On the Republican side, Dan Johnson and Kyle Christensen announced their runs for the same 42nd District House seat. Johnson recently owned a towing company and now hosts a political video podcast. In a video posted to Facebook Feb. 8, Johnson said he would work to ensure more local control of school districts, protect property rights and create jobs. Johnson did not immediately respond to an interview request.

Johnson and Christensen are both strong advocates for law enforcement. In an interview Friday, Christensen, who just completed a term as mayor of Sumas, said police reform laws passed by the Democrat-controlled Legislature in 2021 have prevented officers from doing their jobs properly.

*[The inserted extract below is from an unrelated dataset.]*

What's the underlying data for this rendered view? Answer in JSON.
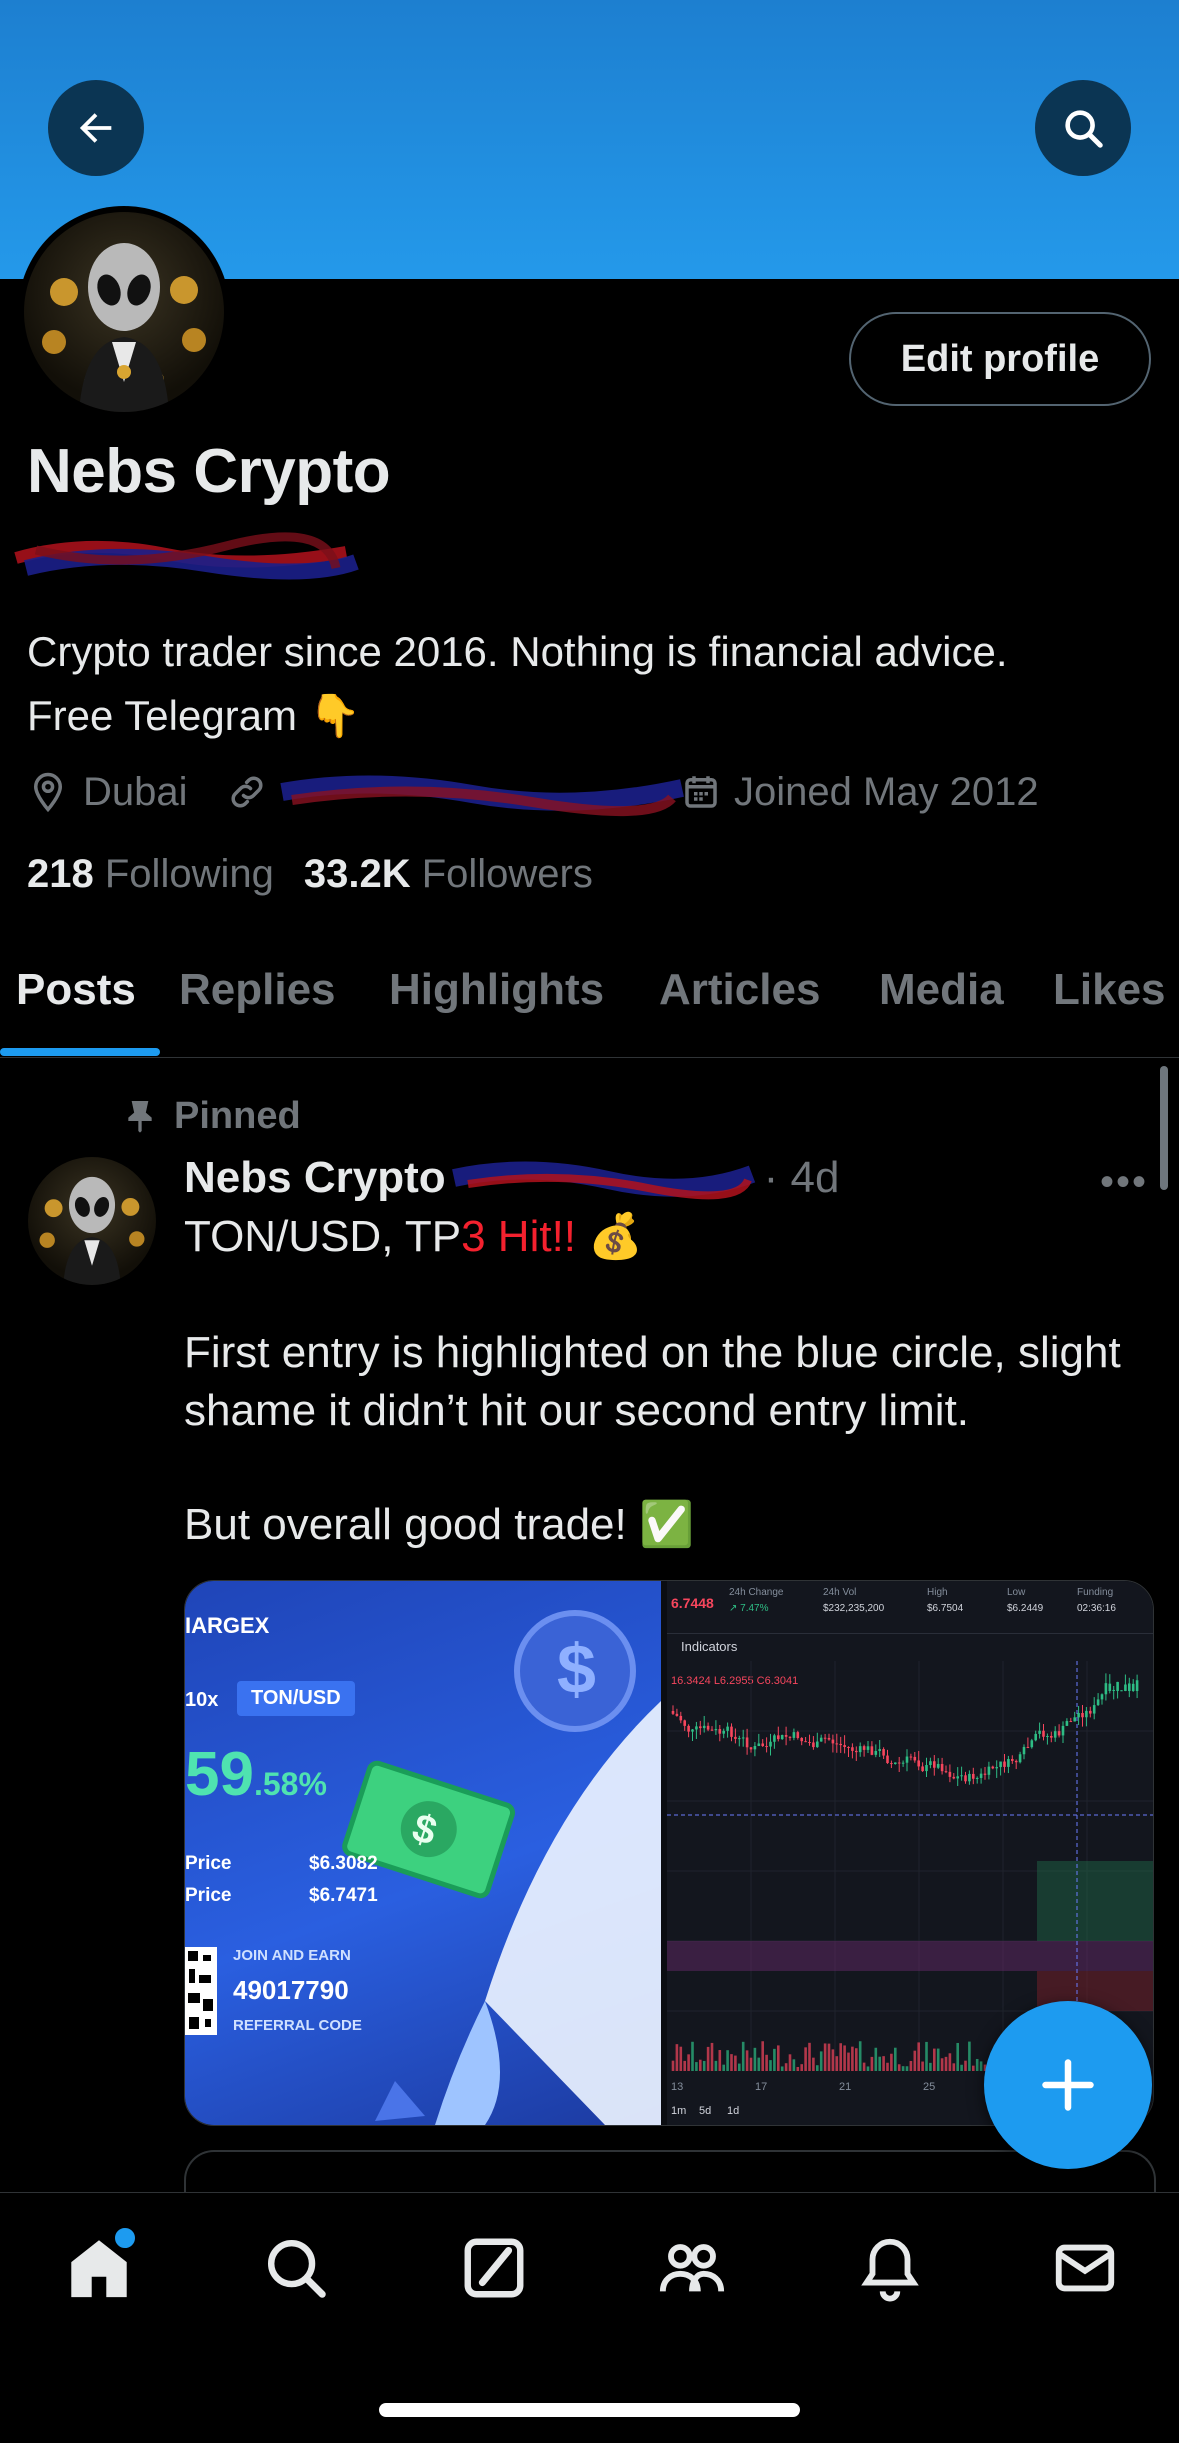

“There’s going to be a lot of conservative voters that are going to come to the polls because they’re not happy with where Washington state is right now.” — Kyle Christensen, 42nd District candidate

“I think we’re going the wrong way,” Christensen said. “I think we need to be increasing law enforcement personnel and giving them more resources and more tools to do their jobs safely.”

After stepping down as Sumas’ mayor, with that city and nearby Whatcom communities still reeling from the November floods, Christensen was hired to fill a one-year position as a county flood recovery manager to support ongoing flood-relief efforts. As a state representative, Christensen said he would advocate for “permanent solutions” to Nooksack flooding. 

“There’s definitely not just one thing we need to do,” Christensen said. “There’s a combination of two or three things that we really need to do to mitigate the flooding that we’re seeing.”

While May was confident the north county is trending in Democrats’ favor, Christensen sees reasons for Republican optimism in the 42nd District.

“There’s going to be a lot of conservative voters that are going to come to the polls because they’re not happy with where Washington state is right now,” Christensen said. “We don’t need higher taxes. We need to spend the money we have and be responsible for it at the state level.”

If Rule seeks re-election in the other House seat in the 42nd, she will have at least two Republican challengers: Tawsha Dykstra Thompson and Kamal Bhachu. Thompson, a former Bellingham police officer, applied for a Senate appointment to replace Ericksen. In a questionnaire Thompson completed as part of her application, she said public safety legislation would be her top priority. On issues she was less familiar with, she would listen and address issues from multiple angles. Thompson was not available for an interview on Friday. 

Kamal Bhachu also filed as a Republican to challenge Rule. Bhachu couldn’t be reached for an interview either, but his campaign website indicated that he, like the rest of the Republicans in the field, would seek to ensure that law enforcement agencies are well funded and fully staffed. He wants to address homelessness through school drug-prevention programs such as DARE, and he would support small businesses and Cherry Point industries in providing living-wage jobs.